PASIÓN POR CORRER / CELEBRA, CORRE Y DISFRUTA #MartesDeColumnas @ayalaross1 en @elheraldo_mx
La ciencia del deporte también lo dice.
Diciembre tiene esos días en los que la cobija pesa más que la culpa por no pararnos a correr. Aunque el cuerpo quiere moverse y pide su dosis de kilómetros, el espíritu de la Navidad nos llama a tomarnos una pausa permisiva que toma forma de desvelada, posada, brindis, viaje, vacación y algún que otro exceso. Semanas en las que muchos corredores entramos en crisis: “¿Cuánto debo entrenar? Si descanso, ¿perderé todo lo ganado durante meses?”.
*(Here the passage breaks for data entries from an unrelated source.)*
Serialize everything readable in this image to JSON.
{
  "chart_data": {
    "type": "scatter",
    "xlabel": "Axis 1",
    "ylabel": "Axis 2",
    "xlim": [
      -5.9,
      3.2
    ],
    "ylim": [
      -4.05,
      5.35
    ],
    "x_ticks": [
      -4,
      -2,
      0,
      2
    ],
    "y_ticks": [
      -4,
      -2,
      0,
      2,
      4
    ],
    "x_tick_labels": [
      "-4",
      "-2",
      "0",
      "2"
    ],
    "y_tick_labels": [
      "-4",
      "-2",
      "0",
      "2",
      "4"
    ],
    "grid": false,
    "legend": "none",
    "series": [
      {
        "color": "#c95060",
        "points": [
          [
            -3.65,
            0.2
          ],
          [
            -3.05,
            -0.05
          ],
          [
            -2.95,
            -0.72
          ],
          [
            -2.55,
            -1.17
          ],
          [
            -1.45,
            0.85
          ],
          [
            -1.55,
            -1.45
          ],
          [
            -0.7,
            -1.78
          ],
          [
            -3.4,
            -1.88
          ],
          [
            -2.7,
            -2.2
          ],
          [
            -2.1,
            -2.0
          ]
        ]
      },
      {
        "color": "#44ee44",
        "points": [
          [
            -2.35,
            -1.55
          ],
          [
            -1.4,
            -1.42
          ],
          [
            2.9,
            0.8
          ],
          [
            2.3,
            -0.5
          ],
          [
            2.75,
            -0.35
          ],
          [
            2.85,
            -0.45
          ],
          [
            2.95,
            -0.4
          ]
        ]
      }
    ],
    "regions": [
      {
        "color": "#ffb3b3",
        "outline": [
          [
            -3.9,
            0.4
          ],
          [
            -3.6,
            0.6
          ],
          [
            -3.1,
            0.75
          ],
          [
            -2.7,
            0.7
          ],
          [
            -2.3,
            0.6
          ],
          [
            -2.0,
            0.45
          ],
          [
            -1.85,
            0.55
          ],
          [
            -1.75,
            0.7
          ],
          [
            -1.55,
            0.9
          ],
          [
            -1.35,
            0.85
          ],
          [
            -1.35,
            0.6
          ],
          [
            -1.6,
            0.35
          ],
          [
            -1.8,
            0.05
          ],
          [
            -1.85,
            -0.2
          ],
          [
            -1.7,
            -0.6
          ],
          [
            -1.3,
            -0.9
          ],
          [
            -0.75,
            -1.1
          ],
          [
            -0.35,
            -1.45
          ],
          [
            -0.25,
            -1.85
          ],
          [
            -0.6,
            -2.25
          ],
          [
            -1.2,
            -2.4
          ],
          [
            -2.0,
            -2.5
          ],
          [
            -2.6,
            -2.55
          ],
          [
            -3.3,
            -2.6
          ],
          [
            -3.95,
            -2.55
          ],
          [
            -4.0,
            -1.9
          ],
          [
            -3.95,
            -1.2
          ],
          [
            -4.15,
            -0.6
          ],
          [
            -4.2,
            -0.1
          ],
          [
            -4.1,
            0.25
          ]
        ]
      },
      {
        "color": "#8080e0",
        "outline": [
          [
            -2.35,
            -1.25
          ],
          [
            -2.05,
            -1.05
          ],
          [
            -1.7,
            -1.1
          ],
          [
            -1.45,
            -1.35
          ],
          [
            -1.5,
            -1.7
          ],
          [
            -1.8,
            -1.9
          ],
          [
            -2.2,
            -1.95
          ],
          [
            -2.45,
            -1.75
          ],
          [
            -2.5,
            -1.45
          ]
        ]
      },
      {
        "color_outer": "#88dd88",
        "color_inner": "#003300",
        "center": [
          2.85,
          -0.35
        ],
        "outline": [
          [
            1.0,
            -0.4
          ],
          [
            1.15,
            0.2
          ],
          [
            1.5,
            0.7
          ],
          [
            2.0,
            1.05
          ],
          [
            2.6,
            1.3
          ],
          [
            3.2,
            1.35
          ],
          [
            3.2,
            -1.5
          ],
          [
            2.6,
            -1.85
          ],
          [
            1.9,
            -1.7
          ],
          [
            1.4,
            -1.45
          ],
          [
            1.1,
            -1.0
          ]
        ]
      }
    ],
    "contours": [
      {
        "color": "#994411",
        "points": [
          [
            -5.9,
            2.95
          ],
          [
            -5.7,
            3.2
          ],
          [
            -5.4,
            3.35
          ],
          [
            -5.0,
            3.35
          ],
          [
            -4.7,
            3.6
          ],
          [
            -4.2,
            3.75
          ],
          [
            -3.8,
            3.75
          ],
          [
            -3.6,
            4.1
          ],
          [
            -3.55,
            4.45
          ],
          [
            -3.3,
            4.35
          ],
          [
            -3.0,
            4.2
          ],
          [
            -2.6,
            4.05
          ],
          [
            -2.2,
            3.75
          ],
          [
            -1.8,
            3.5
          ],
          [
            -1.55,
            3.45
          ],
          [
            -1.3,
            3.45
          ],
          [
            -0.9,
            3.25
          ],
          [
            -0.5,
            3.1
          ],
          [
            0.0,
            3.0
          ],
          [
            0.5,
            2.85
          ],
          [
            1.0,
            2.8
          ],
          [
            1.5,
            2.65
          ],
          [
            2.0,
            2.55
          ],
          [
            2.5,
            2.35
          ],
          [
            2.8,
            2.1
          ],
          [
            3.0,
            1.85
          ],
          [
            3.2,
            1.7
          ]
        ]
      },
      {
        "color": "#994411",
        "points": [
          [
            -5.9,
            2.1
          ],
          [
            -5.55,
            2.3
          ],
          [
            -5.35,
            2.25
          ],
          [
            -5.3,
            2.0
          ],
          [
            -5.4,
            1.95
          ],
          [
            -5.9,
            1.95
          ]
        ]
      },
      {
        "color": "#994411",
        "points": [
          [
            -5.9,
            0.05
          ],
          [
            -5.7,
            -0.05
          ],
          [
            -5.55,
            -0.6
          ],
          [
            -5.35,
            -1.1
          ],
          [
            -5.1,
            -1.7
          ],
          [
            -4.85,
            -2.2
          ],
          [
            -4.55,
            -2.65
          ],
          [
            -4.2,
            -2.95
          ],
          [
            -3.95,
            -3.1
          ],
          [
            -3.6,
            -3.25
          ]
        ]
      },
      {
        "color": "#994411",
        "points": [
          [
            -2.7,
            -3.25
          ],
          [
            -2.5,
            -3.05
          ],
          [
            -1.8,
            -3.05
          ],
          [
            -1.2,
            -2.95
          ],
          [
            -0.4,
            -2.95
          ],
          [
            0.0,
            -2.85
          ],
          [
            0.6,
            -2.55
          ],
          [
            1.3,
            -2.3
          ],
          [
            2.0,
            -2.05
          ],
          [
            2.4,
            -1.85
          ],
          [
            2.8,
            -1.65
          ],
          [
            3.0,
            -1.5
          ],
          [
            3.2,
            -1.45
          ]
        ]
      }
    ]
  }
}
La ciencia del deporte también lo dice. En ciertos casos, “es mejor poco a nada”. Se trata de ser estratégico y entender que un entrenamiento reducido, pero presente, mantiene muchas de las adaptaciones y el rendimiento mejor que no hacer nada. Entrenar menos y mantenerte casi igual. Salir unas tres veces por semana durante 20 o 30 minutos es suficiente y mucho mejor que no correr o que salir un solo día y hacer una carrera muy larga. ¿Por qué? Porque fisiológicamente es mejor y más sencillo mantener el hábito que comenzar de cero.
¿Y el frío? Las mañanas heladas y oscuras de diciembre y enero desalientan hasta al corredor más disciplinado, pero lo cierto es que si nos abrigamos de manera adecuada, correr en el frío puede convertirse en una buena experiencia. Está comprobado que entrenar en temperaturas de entre 8 y hasta 14 grados centígrados ayuda a tener un mejor rendimiento, y esto es porque el cuerpo no tiene que gastar tanta energía en termorregularse.
Un error que cometemos todos es vestirnos para la temperatura que hace antes de empezar a correr, no para la que sentirás una vez que comiences a correr y entres en calor. Aquí entra la famosa, pero no por todos conocida, regla de la suma de los 10 grados: vístete como si hiciera 10 grados más de lo que marca el termómetro. Por ejemplo, si afuera hace 5 grados, entonces cúbrete como si hicieran 15 grados centígrados y asegúrate de hacer tus ejercicios de movilidad y calistenia antes de salir de casa.
Para muchos, este mes también implica viajar y, por lo tanto, cambiar los lugares en donde habitualmente corremos. El tiempo, además, es limitado y ya sea que usemos caminadoras o exploremos rutas desconocidas, lo que recomiendo es entrenar por tiempo y no por distancia. Es mejor trotar unos 30 minutos que ponerte un objetivo de 5 kilómetros. Aprovecha para darte una escapadita para despejar la cabeza y recordar que, una vez que termines tu entrenamiento, regresarás con la familia sintiéndote bendecido y más feliz.
Y es que obsesionarse en estos días con los planes estrictos no tiene sentido. Son días de saborear el aquí y el ahora, de salir a trotar y contemplar al mundo con calma para poder terminar el año con buenas sensaciones. Celebremos el milagro de estar vivos y de que haya gente que nos quiera. Felices fiestas a todos, que nos encontraremos aquí en enero con más y renovada pasión por correr.